„Das Internet der Dinge (Internet of Things, IoT) ist ein Netzwerk physischer Objekte, die über eine integrierte Technologie verfügen, um zu kommunizieren und ihren internen Zustand oder die externe Umgebung zu erfassen, oder mit ihr zu interagieren.“
So lautet die Definition von Gartner* zum Internet der Dinge. Damit liefert das IoT die Grundlage für die Fabrik der Zukunft und Industrie 4.0.

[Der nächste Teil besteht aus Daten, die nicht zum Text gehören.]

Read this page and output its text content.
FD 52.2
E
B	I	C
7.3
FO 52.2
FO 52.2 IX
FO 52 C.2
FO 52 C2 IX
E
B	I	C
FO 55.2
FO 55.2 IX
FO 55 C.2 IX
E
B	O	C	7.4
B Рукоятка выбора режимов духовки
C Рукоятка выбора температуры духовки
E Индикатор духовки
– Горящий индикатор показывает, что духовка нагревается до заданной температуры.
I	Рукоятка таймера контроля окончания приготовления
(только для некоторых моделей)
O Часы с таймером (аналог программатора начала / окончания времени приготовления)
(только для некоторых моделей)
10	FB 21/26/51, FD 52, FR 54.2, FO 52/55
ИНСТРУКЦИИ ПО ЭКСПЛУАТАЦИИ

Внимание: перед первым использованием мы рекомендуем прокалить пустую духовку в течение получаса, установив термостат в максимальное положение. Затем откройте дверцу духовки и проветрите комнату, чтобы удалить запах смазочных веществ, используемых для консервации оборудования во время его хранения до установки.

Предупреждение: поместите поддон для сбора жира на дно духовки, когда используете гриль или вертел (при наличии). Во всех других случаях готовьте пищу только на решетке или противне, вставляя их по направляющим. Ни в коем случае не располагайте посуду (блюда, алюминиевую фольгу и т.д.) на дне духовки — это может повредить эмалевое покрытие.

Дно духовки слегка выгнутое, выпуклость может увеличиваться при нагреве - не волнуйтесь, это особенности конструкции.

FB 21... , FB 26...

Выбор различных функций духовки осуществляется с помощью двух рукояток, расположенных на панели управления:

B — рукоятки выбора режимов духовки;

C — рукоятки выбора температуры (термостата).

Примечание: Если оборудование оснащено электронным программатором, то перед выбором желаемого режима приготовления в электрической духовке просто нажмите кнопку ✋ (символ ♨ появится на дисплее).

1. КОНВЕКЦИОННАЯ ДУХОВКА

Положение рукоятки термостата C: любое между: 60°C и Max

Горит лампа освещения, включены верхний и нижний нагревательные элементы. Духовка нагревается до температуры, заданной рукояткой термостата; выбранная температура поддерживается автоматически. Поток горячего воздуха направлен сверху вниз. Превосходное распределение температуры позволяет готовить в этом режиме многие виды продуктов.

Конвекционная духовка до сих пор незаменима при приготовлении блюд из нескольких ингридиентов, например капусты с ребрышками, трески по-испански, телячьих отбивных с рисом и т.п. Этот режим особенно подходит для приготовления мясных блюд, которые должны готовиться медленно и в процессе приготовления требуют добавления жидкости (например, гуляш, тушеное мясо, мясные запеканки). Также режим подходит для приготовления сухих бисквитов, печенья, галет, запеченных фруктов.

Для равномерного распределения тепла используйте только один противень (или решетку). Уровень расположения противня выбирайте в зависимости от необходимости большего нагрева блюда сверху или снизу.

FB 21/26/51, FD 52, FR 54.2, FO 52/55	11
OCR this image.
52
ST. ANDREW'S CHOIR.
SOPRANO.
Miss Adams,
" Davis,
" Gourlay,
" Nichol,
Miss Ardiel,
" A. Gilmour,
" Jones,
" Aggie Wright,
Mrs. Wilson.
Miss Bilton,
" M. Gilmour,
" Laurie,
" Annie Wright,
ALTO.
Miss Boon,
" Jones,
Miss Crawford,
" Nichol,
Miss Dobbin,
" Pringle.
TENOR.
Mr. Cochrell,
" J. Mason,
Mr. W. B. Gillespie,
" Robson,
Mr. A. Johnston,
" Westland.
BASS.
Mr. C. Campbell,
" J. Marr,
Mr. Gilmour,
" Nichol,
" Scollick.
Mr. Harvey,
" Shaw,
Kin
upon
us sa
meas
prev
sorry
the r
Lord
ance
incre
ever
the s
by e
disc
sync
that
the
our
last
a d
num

In welchem Zustand ist meine Anlage? Die Antwort auf diese Frage konnte in analogen Zeiten nur eine turnusmäßige Überprüfung oder ein Alarm geben. In letzterem Falle war der Schaden aber meist schon entstanden und der Produktionsfluss gestört. Für das Unternehmen bedeutete das Kosten, Wartezeiten und vielfach auch Ärger mit Kunden, wenn diese für ihr Geschäft beispielsweise auf Teile des betroffenen Herstellers angewiesen waren. Die Planungssicherheit war damit genauso in Gefahr wie die Kundenzufriedenheit – und damit im Endeffekt auch die Wettbewerbsfähigkeit des Unternehmens.
Maschinen lernen „sprechen“
Die Digitalisierung hat jedoch Mittel und Wege hervorgebracht, mit denen Fehler frühzeitig erkannt werden können, noch bevor ein Schaden entsteht. Möglich wird das durch das Internet of Things. Damit können Maschinen mit Technologie ausgestattet werden, die es ihnen erlaubt, den eigenen Zustand zu erfassen und zu kommunizieren. Das erfolgt meist über entsprechende Sensorik, die zum Beispiel Temperaturdaten oder Vibrationsmuster erfasst und übermittelt. Die Maschinen haben also „gelernt“, auf die Frage „Wie geht es dir?“, Informationen zu liefern, die automatisiert ausgewertet und interpretiert werden können.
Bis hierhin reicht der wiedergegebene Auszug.